Almost at Plus 30 and not even a luftmensch

Last night I signed up for another post-grad course: Indexing theory and practice. I hope this investment works for me. “Investment” can be both helpful but can also be dangerous - keep one stuck in a bad place if one has invested a lot in it already. Stuck in a career, stuck in a relationship, stuck in a house. I have mistakenly invested in all three - I hope I am a bit wiser this time.

There are times I feel like I wasted the past 12 years and tens of thousands of dollars I spent as a school media specialist. I was only three credits from my “Plus 30”— the 30 post-MA graduate credits required to get a raise beyond my current levels. In my state, Plus 30 usually means an additional 3 or 4 thousand dollars a year. I came close about eight years ago, but made the mistake of taking my last two classes while going through divorce. It was too much for me to handle, and I didn’t finish either of them. When I switched districts, still paid at low levels because of the pay freezes of the past decade, I was determined to complete it. I needed three more classes. Three months after I started in the new district, I took a grant-writing for libraries course over the summer; in the fall, a theory course on classroom management which I was required to take anyway to make up for an error in my certification. So this summer, had I stayed in education, I would have taken my tenth course (iPads in Education was first on my list), thirtieth credit, and started with a raise this fall. 

Except I didn’t. The new grant writing skills went to waste as I scrambled to meet the absurd and sabotaging demands of my principal and, even aside from her, the ever-increasing duties and paperwork required in the profession. I had written a grant for my daughter’s school, but the administrator who was receptive to it is no longer there, and I have learned to just let it go. 

The classroom management course I took last fall, in a way, made my situation worse, as I kept trying techniques that I thought would make a control-freak happy. There’s a lot to be said for a “bag of tricks” to deal with various student behaviors. However, it did not help for me to constantly try to apply new tricks in the situation I was in. Being pulled in so many directions - what I thought was right, what she wanted or said she wanted, what the professor wanted, what other teachers wanted - was counterproductive and took me off focus. I couldn’t think or operate coherently anymore, at least internally, by the time I finished the course in December.
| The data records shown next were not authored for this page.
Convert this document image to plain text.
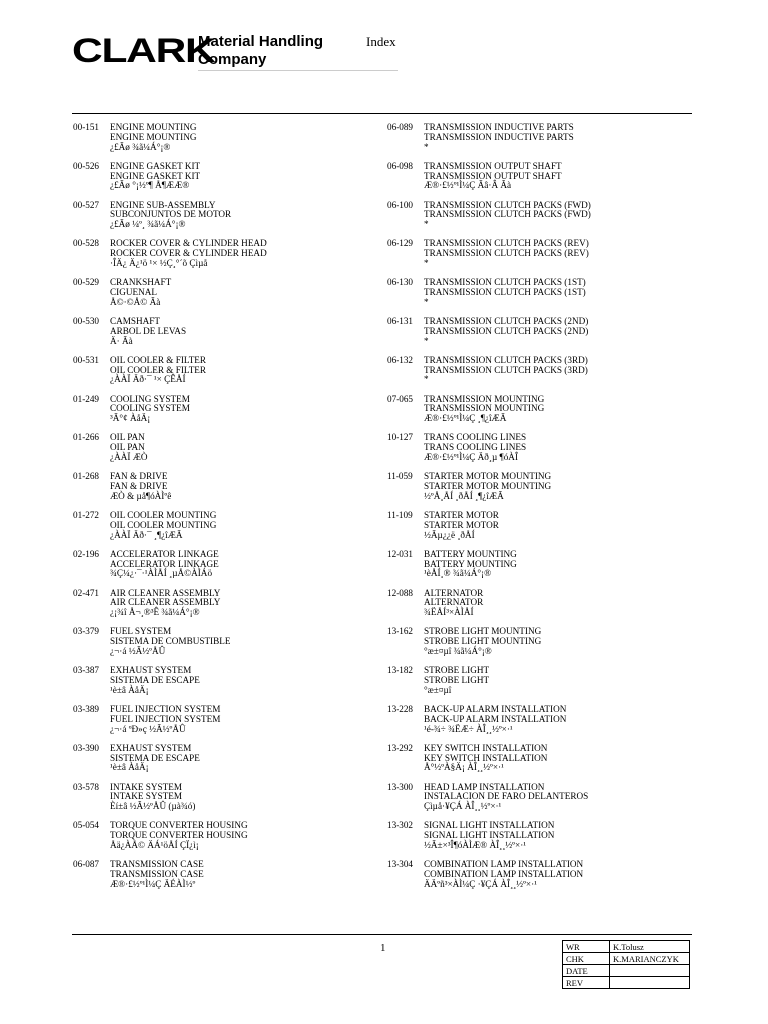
CLARK
Material Handling
Company
Index
00-151 ENGINE MOUNTING
ENGINE MOUNTING
¿£Ãø ¾ã¼Á°¡®
00-526 ENGINE GASKET KIT
ENGINE GASKET KIT
¿£Ãø °¡½º¶ Å¶ÆÆ®
00-527 ENGINE SUB-ASSEMBLY
SUBCONJUNTOS DE MOTOR
¿£Ãø ¼º¸ ¾ã¼Á°¡®
00-528 ROCKER COVER & CYLINDER HEAD
ROCKER COVER & CYLINDER HEAD
·ÎÄ¿ Ä¿¹ö ¹× ½Ç¸°´õ Çìµå
00-529 CRANKSHAFT
CIGUENAL
Å©·©Å© Ãà
00-530 CAMSHAFT
ARBOL DE LEVAS
Ä· Ãà
00-531 OIL COOLER & FILTER
OIL COOLER & FILTER
¿ÀÀÏ Äð·¯ ¹× ÇÊÅÍ
01-249 COOLING SYSTEM
COOLING SYSTEM
³Ã°¢ ÀåÄ¡
01-266 OIL PAN
OIL PAN
¿ÀÀÏ ÆÒ
01-268 FAN & DRIVE
FAN & DRIVE
ÆÒ & µå¶óÀÌºê
01-272 OIL COOLER MOUNTING
OIL COOLER MOUNTING
¿ÀÀÏ Äð·¯ ¸¶¿îÆÃ
02-196 ACCELERATOR LINKAGE
ACCELERATOR LINKAGE
¾Ç¼¿·¯·¹ÀÌÅÍ ¸µÅ©ÀÌÁö
02-471 AIR CLEANER ASSEMBLY
AIR CLEANER ASSEMBLY
¿¡¾î Å¬¸®³Ê ¾ã¼Á°¡®
03-379 FUEL SYSTEM
SISTEMA DE COMBUSTIBLE
¿¬·á ½Ã½ºÅÛ
03-387 EXHAUST SYSTEM
SISTEMA DE ESCAPE
¹è±â ÀåÄ¡
03-389 FUEL INJECTION SYSTEM
FUEL INJECTION SYSTEM
¿¬·á ºÐ»ç ½Ã½ºÅÛ
03-390 EXHAUST SYSTEM
SISTEMA DE ESCAPE
¹è±â ÀåÄ¡
03-578 INTAKE SYSTEM
INTAKE SYSTEM
Èí±â ½Ã½ºÅÛ (µà¾ó)
05-054 TORQUE CONVERTER HOUSING
TORQUE CONVERTER HOUSING
Åä¿ÀÅ© ÄÁ¹öÅÍ ÇÏ¿ì¡
06-087 TRANSMISSION CASE
TRANSMISSION CASE
Æ®·£½º¹Ì¼Ç ÄÉÀÌ½º
06-089 TRANSMISSION INDUCTIVE PARTS
TRANSMISSION INDUCTIVE PARTS
*
06-098 TRANSMISSION OUTPUT SHAFT
TRANSMISSION OUTPUT SHAFT
Æ®·£½º¹Ì¼Ç Ãâ·Â Ãà
06-100 TRANSMISSION CLUTCH PACKS (FWD)
TRANSMISSION CLUTCH PACKS (FWD)
*
06-129 TRANSMISSION CLUTCH PACKS (REV)
TRANSMISSION CLUTCH PACKS (REV)
*
06-130 TRANSMISSION CLUTCH PACKS (1ST)
TRANSMISSION CLUTCH PACKS (1ST)
*
06-131 TRANSMISSION CLUTCH PACKS (2ND)
TRANSMISSION CLUTCH PACKS (2ND)
*
06-132 TRANSMISSION CLUTCH PACKS (3RD)
TRANSMISSION CLUTCH PACKS (3RD)
*
07-065 TRANSMISSION MOUNTING
TRANSMISSION MOUNTING
Æ®·£½º¹Ì¼Ç ¸¶¿îÆÃ
10-127 TRANS COOLING LINES
TRANS COOLING LINES
Æ®·£½º¹Ì¼Ç Äð¸µ ¶óÀÎ
11-059 STARTER MOTOR MOUNTING
STARTER MOTOR MOUNTING
½ºÅ¸ÅÍ ¸ðÅÍ ¸¶¿îÆÃ
11-109 STARTER MOTOR
STARTER MOTOR
½Ãµ¿¿ë ¸ðÅÍ
12-031 BATTERY MOUNTING
BATTERY MOUNTING
¹èÅÍ¸® ¾ã¼Á°¡®
12-088 ALTERNATOR
ALTERNATOR
¾ËÅÍ³×ÀÌÅÍ
13-162 STROBE LIGHT MOUNTING
STROBE LIGHT MOUNTING
°æ±¤µî ¾ã¼Á°¡®
13-182 STROBE LIGHT
STROBE LIGHT
°æ±¤µî
13-228 BACK-UP ALARM INSTALLATION
BACK-UP ALARM INSTALLATION
¹é-¾÷ ¾ËÆ÷ ÀÎ¸¸½º×·¹
13-292 KEY SWITCH INSTALLATION
KEY SWITCH INSTALLATION
Å°½ºÀ§Ä¡ ÀÎ¸¸½º×·¹
13-300 HEAD LAMP INSTALLATION
INSTALACION DE FARO DELANTEROS
Çìµå·¥ÇÁ ÀÎ¸¸½º×·¹
13-302 SIGNAL LIGHT INSTALLATION
SIGNAL LIGHT INSTALLATION
½Ã±×³Î¶óÀÌÆ® ÀÎ¸¸½º×·¹
13-304 COMBINATION LAMP INSTALLATION
COMBINATION LAMP INSTALLATION
ÄÄºñ³×ÀÌ¼Ç ·¥ÇÁ ÀÎ¸¸½º×·¹
1	WR	K.Tolusz
CHK	K.MARIANCZYK
DATE	
REV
Seven months later, it still kills me that I came so close, and even years ago, to that Plus 30 raise. It would have made a difference to my pension and unemployment benefits, too. At the same time, it was that hope for a raise, and all the money and time (summer months, mostly) I put into it, that kept me in a profession I should have left years ago. So, I have to make peace with that time, and money. And I can use it to my advantage in indexing - I have learned and read and been exposed to enough teacher education material to give me expertise in indexing it, once I learn the indexing techniques. 

And I am signed up for my tenth post-graduate course after all, even though it won’t benefit me in a school system. I’m not even sure it counts as post-graduate credit, since it’s an “extension” course. 

I’m not what some derisively call “a professional student” — maybe what others would call a luftmensch, constantly taking classes and not trying to make a living. Although a lot of my post-grad classes were wonderfully interesting, my theory and procedure-oriented courses were not, they were more of a time-suck than useful. 


I’m not taking Indexing for fun—as I noted to my friends, it’s something that would probably put the average person in a coma. And it’s a financial investment as well as time - about $700 plus books. But having tried out indexing and its software with M1, I find that I like it. For me, creating an index is like solving a puzzle, filling in blanks in a searcher’s mind, putting myself in the shoes of a 6-year-old new reader or a 50-year-old scientist or a 30-year-old fact-checker or a 40-year-old traveler. I have always like helping people find information - whether it was for the purpose of travel, for reading, for research - and this is another aspect of it. I find some of my dormant skills waking up as I try it out.